When "scientific consensus" is referred to in relation to climate change, it's referring to the following points:
•The earth is getting warmer
•The warming is mostly due to human activity
•If greenhouse gas (GHG) emissions continue, the warming will accelerate
Numerous survey studies have been done, and the results are overwhelmingly in favor of scientific consensus that the earth is warming and human activity is the cause. Surveys done by reputable organizations find that around 97% of climate scientists agree with the statements above. The following are results from a few of these surveys, plus a resolution from a very distinguished group of scientists.
Expert Credibility in Climate Change (NAS)
This study compiled a list of 1,372 climate scientists, and then looked at those who are "actively publishing" in the science of climate. They categorized the scientists as either "convinced" or "unconvinced" by the evidence. The results were that 97% of actively publishing climate scientists are convinced by the evidence of anthropogenic climate change. They also found that those scientists that were unconvinced had significantly fewer publications (in any science) than those that were convinced. This suggests that the (vocal) "unconvinced" group actually has done a lot less research. (Read this study in full.)
Examining the Scientific Consensus on Climate Change (AGU)
This study was done in order to address the broader question of public opinion versus scientific opinion. It asked two questions, one about whether temperature is increasing, and one about whether or not human activity is contributing to any change.

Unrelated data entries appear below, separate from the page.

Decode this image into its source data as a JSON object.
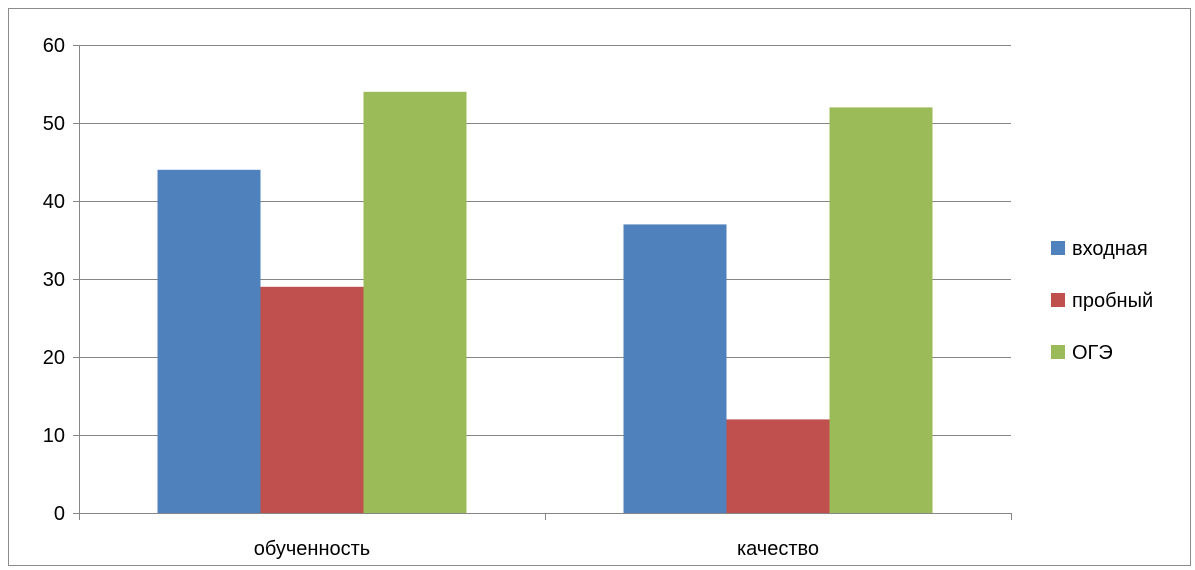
{
  "chart_data": {
    "type": "bar",
    "title": "",
    "xlabel": "",
    "ylabel": "",
    "categories": [
      "обученность",
      "качество"
    ],
    "series": [
      {
        "name": "входная",
        "color": "#4F81BD",
        "values": [
          44,
          37
        ]
      },
      {
        "name": "пробный",
        "color": "#C0504D",
        "values": [
          29,
          12
        ]
      },
      {
        "name": "ОГЭ",
        "color": "#9BBB59",
        "values": [
          54,
          52
        ]
      }
    ],
    "ylim": [
      0,
      60
    ],
    "yticks": [
      0,
      10,
      20,
      30,
      40,
      50,
      60
    ],
    "grid": true,
    "legend_position": "right"
  }
}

Here are the results:
Question #1: When compared with pre-1800s levels, do you think that mean global temperatures have generally risen, fallen, or remained relatively constant?
About 90% of all the scientists and 97% of the climate scientists said temperatures had risen.
Question #2: Do you think human activity is a significant contributing factor in changing mean global temperatures?
About 82% of all the scientists and 97% climate scientists agreed that human activity is a significant contributing factor.